July 23, 2017

Foss Presents Paper at British Women Writers Conference

On June 23, Professor of English Chris Foss presented a paper titled “Ann Yearsley, Earl Goodwin, and the Politics of Romantic Discontent” at the 25th meeting of the British Women Writers Conference, held this year at the University of North Carolina-Chapel Hill.

There is a dearth of substantial critical studies of Earl Goodwin in general, and while the few out there have helpfully illuminated the play’s representation of the historical plight of women and the poor during Anglo-Saxon times, as well as its application to their predicaments in England and France during the end of the 18th century, this important tack has left unexplored the ways in which Yearsley also is clarifying and extending her anger and frustration about the class- and gender-based discrimination she experienced firsthand in the fallout with her mentor Hannah More over the profits from her first book.

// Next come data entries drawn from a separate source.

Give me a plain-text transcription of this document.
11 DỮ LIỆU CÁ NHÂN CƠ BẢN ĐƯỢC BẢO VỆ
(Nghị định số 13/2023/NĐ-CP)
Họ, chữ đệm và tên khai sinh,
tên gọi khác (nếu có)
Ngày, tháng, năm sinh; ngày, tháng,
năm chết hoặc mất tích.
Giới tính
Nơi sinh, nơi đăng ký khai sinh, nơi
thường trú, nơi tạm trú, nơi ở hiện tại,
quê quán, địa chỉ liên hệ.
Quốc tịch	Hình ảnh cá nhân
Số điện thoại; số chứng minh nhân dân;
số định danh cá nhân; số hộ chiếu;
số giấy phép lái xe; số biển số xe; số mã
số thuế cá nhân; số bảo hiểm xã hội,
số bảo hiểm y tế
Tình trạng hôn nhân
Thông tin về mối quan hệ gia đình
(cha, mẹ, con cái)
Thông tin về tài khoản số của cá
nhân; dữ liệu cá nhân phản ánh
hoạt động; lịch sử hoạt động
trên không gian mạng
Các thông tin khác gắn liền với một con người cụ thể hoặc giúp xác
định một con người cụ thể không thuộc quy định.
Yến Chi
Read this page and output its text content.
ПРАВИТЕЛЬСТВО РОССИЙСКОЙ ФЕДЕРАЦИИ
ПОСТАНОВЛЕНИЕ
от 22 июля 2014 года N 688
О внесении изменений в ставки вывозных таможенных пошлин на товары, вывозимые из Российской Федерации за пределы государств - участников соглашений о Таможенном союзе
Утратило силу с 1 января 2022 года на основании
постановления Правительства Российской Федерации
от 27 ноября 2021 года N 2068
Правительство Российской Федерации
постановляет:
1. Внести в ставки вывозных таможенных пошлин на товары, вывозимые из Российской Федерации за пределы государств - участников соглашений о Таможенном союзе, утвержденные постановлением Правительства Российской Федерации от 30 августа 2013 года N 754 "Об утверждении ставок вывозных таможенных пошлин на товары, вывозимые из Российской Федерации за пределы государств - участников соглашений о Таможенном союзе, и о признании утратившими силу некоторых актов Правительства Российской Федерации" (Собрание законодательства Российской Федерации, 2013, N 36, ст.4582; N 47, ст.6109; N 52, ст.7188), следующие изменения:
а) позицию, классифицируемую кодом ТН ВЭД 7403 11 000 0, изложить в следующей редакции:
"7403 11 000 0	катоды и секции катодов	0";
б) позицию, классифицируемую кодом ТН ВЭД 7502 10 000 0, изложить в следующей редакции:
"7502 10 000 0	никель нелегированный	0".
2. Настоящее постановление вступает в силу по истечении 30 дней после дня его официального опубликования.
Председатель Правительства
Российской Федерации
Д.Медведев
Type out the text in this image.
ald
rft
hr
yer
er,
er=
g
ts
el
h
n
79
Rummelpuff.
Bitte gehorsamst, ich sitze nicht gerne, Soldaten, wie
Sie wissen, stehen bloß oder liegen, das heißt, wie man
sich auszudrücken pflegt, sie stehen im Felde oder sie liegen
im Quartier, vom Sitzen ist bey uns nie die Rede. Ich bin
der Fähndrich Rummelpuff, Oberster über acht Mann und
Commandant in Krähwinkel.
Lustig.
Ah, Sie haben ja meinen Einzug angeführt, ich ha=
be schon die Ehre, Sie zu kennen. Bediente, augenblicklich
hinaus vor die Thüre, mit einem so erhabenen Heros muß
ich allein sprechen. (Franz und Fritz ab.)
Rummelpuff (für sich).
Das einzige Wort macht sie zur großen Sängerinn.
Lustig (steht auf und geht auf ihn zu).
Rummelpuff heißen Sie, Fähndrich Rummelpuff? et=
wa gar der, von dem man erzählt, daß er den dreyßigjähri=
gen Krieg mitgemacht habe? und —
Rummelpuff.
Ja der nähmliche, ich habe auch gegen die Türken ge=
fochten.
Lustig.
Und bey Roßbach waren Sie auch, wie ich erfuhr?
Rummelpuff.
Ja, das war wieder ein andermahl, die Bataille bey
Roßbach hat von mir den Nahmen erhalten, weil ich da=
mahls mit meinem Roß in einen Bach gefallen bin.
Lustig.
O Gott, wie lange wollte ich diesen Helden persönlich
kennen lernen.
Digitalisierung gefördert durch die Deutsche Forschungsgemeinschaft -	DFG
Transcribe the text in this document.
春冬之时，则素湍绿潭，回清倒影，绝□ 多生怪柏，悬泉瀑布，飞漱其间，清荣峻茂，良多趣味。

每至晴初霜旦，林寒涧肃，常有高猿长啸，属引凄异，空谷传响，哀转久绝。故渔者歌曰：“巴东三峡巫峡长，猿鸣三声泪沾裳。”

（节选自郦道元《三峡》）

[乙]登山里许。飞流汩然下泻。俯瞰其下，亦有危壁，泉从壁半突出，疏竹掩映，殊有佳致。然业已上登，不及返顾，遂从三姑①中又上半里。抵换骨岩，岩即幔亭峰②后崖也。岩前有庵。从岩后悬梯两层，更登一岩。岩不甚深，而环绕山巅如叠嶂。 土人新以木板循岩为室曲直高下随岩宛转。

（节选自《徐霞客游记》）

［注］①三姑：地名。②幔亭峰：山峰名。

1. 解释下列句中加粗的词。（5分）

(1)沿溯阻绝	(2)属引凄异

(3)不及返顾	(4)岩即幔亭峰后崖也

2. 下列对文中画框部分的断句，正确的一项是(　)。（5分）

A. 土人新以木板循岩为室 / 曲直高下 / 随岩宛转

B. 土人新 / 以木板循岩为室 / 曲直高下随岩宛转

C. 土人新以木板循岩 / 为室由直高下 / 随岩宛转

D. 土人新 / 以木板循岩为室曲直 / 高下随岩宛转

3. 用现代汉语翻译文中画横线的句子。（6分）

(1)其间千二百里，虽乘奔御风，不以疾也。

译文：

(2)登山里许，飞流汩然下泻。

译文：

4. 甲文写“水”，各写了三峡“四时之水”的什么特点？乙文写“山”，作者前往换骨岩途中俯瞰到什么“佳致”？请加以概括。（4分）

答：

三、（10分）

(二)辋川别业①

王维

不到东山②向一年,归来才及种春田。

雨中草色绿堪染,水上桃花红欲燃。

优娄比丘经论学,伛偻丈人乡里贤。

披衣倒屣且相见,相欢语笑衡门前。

Foss’ paper fills this gap, explicating the many ways in which Earl Goodwin represents, on one level, her ongoing response to the defamation she suffered in the wake of More’s public campaign to ruin her reputation. The paper also encourages a re-visioning of the overtly personal rejoinders to More as already reflective of her discontent with economic, political and social injustice. That is, documenting the inextricability of the play’s explicit social and political critiques with Yearsley’s ongoing response to the More fiasco in fact reinforces the extent to which her more familiar initial reactions are as fundamentally politically as they are personally motivated.